JP6171691B2 - Suspension device for steered wheels - Google Patents

Description

  The present invention relates to a suspension device for a steered wheel used in a vehicle such as an automobile.

For example, as shown in Patent Document 1, a suspension device for a steered wheel of an automobile
The lower end of the strut extending in the vertical direction of the suspension and the end of the tie rod of the steering system are connected to a housing (knuckle) that rotatably supports the steered wheels, and the lower end of the strut and the tie rod are connected to each other. The end portions are arranged close to the state where the axes intersect.

JP 2007-106193 A

  The front field of view of the front seat of the vehicle depends on the hood height at the front of the vehicle body, and this hood height depends on the ground clearance above the struts of the wheel suspension device (in this case, the front suspension device).

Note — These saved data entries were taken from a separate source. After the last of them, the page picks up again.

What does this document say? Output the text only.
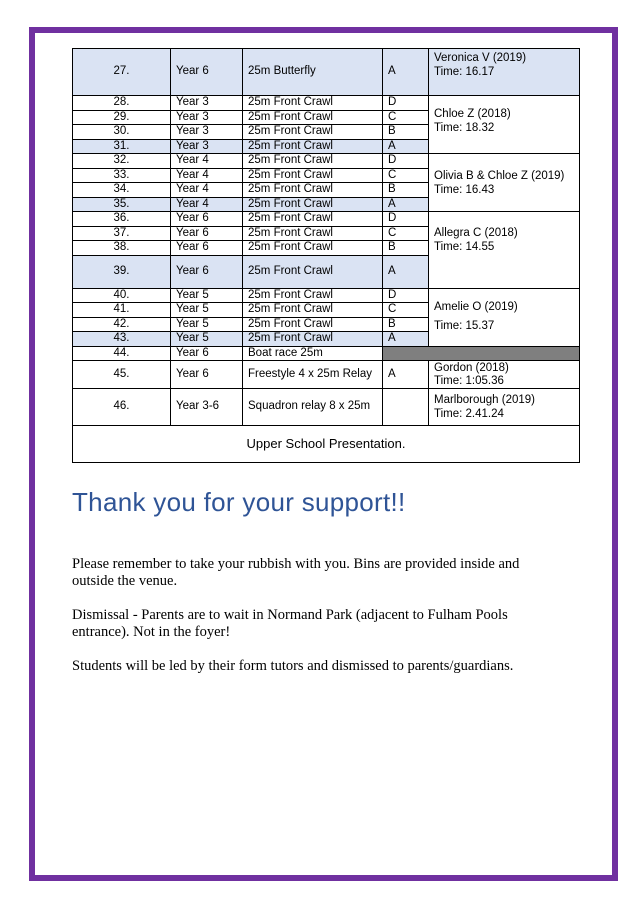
27.	Year 6	25m Butterfly	A	Veronica V (2019)
Time: 16.17

28.	Year 3	25m Front Crawl	D	Chloe Z (2018)
Time: 18.32

29.	Year 3	25m Front Crawl	C	
30.	Year 3	25m Front Crawl	B	
31.	Year 3	25m Front Crawl	A	
32.	Year 4	25m Front Crawl	D	Olivia B & Chloe Z (2019)
Time: 16.43

33.	Year 4	25m Front Crawl	C	
34.	Year 4	25m Front Crawl	B	
35.	Year 4	25m Front Crawl	A	
36.	Year 6	25m Front Crawl	D	Allegra C (2018)
Time: 14.55

37.	Year 6	25m Front Crawl	C	
38.	Year 6	25m Front Crawl	B	
39.	Year 6	25m Front Crawl	A	
40.	Year 5	25m Front Crawl	D	Amelie O (2019)
Time: 15.37

41.	Year 5	25m Front Crawl	C	
42.	Year 5	25m Front Crawl	B	
43.	Year 5	25m Front Crawl	A	
44.	Year 6	Boat race 25m		
45.	Year 6	Freestyle 4 x 25m Relay	A	Gordon (2018)
Time: 1:05.36

46.	Year 3-6	Squadron relay 8 x 25m		Marlborough (2019)
Time: 2.41.24

Upper School Presentation.				
Thank you for your support!!

Please remember to take your rubbish with you. Bins are provided inside and outside the venue.

Dismissal - Parents are to wait in Normand Park (adjacent to Fulham Pools entrance). Not in the foyer!

Students will be led by their form tutors and dismissed to parents/guardians.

  Therefore, it is desirable to lower the ground height by lowering the hood height in order to increase the forward field of view. However, in this case, if the lower end position of the strut is lowered, the turning angle cannot be increased because the tie rod interferes with the lower end portion of the strut when the front wheel which is a steered wheel is steered.

  For this reason, as shown in Patent Document 1, the lower end position of the strut has to be set at a position higher than the tie rod that does not interfere with the tie rod, and naturally there is a limit to the expansion of the front field of view due to the decrease in the hood height. is there.

  Therefore, the present invention can reduce the ground clearance of the strut by lowering the hood height by avoiding the interference between the lower end portion of the strut and the tie rod even at the maximum turning of the steered wheels. A suspension device for a steered wheel that can expand the forward field of view of the wheel is provided.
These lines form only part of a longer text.